研究会(研究発表会)
第63回(新潟)
講演要旨
ムギ類赤かび病菌の感染に対するシロイヌナズナの抵抗性に関与する遺伝子の同定
水野大輔1・西内 巧2・加藤智朗2・浅野智哉2・古賀博則1・原浩之1(1石川県立大・2金沢大学学際科学実験センター)
ムギ類赤かび病菌は,コムギやオオムギの最重要病原菌の1つであり,被害は単なる減収だけには留まらず,カビ毒(トリコテセン)汚染によって人畜に深刻な健康問題を引き起こすことが知られている。

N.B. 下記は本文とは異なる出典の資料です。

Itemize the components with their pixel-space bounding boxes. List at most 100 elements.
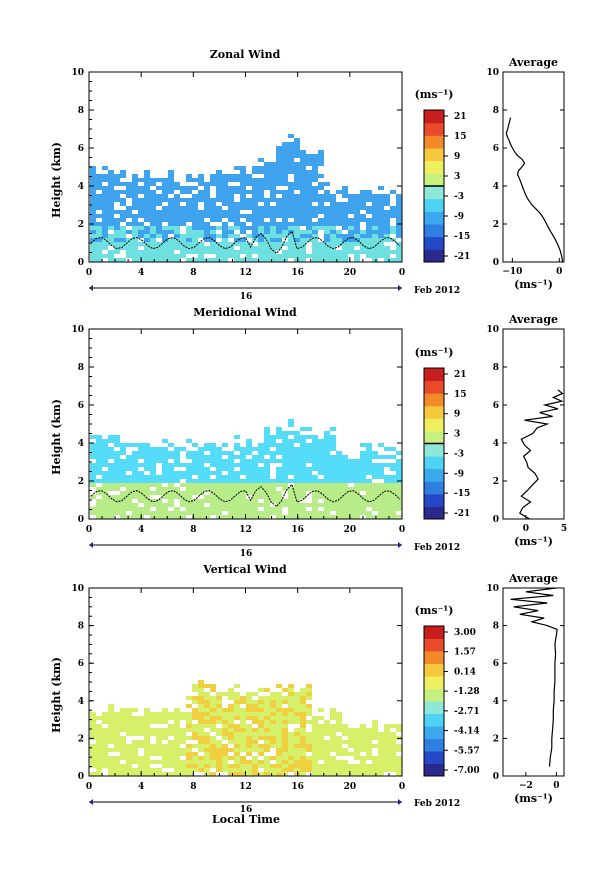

ムギ類赤かび病の防除対策は未だ不十分であり,カビ毒を低減する解決策も見つかっていない。しかし近年では,赤かび病菌がモデル植物のシロイヌナズナに感染することが見出され,ムギ類で行うことが難しかった分子レベルでの研究が可能となった。そこで本研究では,赤かび病菌の生産するトリコテセンが宿主シロイヌナズナに対し病原性因子として作用することに着目し,トリコテセン応答遺伝子をマイクロアレイ解析によって同定した。そして,110個の応答遺伝子のシロイヌナズナT-DNA挿入変異体を用い,赤かび病菌の感染の違いを評価した。それらの中で,植物特有の転写因子であるNACファミリーに属するanac079遺伝子の欠損変異体は,野生株に比べ病徴および赤かび病菌量の割合が減少していたことから,赤かび病菌に対して抵抗性が向上したと考えられた。従って,anac079遺伝子はシロイヌナズナの野生株において,赤かび病菌の侵入や増殖を助長させるような働きをすることが示唆された。